LEITARTIKEL · MILCH
Auch nur eine Ware Darf Milch billiger sein als Mineralwasser? Mit
solchen Fragen appellieren die Bauern, die wieder weniger für ihre
Ware bekommen als nötig wäre, an eine Moral, der sich der Markt mal
wieder widersetzt. Der Markt und die Milchbauern – das ist eine
komplizierte Beziehung. Nach Jahrzehnten einer planwirtschaftlichen
EU-Agrarpolitik, die auch heute noch jedes Jahr 45 Milliarden Euro
unter dem Nährstand verteilt, darf die Gegenfrage gestellt werden:
Darf Landwirtschaft mit solchen riesigen Summen subventioniert
werden? Ein Missverständnis ist damit bereits ausgeräumt: Die
Milchbauern, die gerne ihre geballte Wut mit wirkmächtigen Aktionen
an der Politik abreagieren, werden gegen die Widrigkeiten
wirtschaftlicher Schwankungen abgeschirmt wie wenige Branchen.

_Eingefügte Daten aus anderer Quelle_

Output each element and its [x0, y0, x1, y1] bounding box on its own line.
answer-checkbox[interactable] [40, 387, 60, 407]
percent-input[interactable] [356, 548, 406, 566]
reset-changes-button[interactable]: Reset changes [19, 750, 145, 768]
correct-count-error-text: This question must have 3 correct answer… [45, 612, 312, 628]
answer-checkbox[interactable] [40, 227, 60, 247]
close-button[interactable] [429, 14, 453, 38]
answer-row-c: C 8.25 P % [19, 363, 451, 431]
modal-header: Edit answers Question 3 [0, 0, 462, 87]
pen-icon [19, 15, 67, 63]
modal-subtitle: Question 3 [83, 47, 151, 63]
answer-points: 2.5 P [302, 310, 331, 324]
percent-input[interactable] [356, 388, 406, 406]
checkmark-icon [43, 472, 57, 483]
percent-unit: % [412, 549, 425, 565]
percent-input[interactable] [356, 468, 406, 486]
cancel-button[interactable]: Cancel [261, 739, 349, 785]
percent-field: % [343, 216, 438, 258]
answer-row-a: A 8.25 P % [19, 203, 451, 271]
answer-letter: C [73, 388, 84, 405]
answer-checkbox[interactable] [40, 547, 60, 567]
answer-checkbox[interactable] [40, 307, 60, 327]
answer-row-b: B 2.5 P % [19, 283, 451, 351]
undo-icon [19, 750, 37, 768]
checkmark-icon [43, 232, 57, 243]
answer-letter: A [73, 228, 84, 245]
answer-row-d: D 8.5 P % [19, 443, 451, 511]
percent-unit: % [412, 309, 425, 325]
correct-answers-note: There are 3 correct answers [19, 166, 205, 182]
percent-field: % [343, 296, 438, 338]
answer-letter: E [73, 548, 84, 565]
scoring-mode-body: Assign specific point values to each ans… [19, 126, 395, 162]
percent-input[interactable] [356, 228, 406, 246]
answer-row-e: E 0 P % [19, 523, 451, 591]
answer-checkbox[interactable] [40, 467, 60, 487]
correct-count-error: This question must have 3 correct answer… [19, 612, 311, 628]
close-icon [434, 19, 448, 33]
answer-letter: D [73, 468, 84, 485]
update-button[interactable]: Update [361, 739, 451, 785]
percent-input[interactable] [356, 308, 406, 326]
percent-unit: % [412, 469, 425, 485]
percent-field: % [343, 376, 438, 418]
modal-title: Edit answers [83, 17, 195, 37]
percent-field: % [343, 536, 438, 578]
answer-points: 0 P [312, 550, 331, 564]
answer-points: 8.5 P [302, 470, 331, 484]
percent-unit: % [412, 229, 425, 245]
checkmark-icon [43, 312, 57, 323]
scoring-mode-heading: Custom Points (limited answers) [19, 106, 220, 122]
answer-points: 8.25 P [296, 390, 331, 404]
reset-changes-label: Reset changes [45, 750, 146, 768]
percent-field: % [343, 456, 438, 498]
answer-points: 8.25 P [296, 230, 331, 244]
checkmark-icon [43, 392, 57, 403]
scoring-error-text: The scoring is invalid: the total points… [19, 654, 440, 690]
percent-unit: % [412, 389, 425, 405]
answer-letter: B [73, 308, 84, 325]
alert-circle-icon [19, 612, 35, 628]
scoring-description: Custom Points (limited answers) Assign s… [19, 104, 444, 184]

Das
kann mit strukturellen Umbrüchen (immer weniger Betriebe, immer mehr
Produktion) und ihrer besonderen Funktion als Landschafts- und
Umweltpfleger ein Stück weit gerechtfertigt werden. Zum Normalfall
aber darf es nicht werden, dass der Steuerzahler einschreitet, wenn
den Bauern die Milch bis zum Halse steht. Gegen die aktuellen
Nothilfen oder andere Formen von Geldspritzen ist jedoch nichts
einzuwenden. Missverständnis zwei: Schuld am sinkenden Milchpreis
sind weder die geizigen Verbraucher, noch die Handelsketten mit ihrem
angeblichen Preisdiktat. Schuld sind Europas Milchbauern schon
selber. Sie produzierten schon vor dem Ende der Quote mehr als
verkauft werden konnte. Was für den einzelnen Betrieb Sinn macht,
führt in der Summe zu den Milchseen der Vergangenheit und sinkenden
Preisen. Wie soll der Milchsee abgepumpt werden? Die Milchquote muss
jedenfalls in der Mottenkiste einer EU-Agrarpolitik bleiben, die
weder den Strukturwandel gebremst, noch Preisabstürze – der letzte
war vor fünf Jahren – verhindert hat. Produktionsmengen zu begrenzen
passt nicht in eine zusammenwachsende Weltwirtschaft. Übrigens: Fast
die Hälfte dessen, was die knapp 80 000 deutschen Milchbauern melken,
geht ins Ausland. An diesen Exporten hat die Landwirtschaft zuletzt
gut verdient. Dass diese Exporte plötzlich aus politischen Gründen
nach Russland und aus konjunkturellen Gründen nach China zurückgehen,
ist unternehmerisches Risiko, das jeder Industriebetrieb kennt. Das
kann der Staat den Landwirten auf Dauer nicht abnehmen. Abfedern tut
er es bereits mit der Abnahmegarantie von Milch unter einem Preis von
rund 22 Cent. Auch hier zeigt sich wieder die Ausnahmestellung,
welche die Landwirtschaft – zu recht oder zu Unrecht – genießt.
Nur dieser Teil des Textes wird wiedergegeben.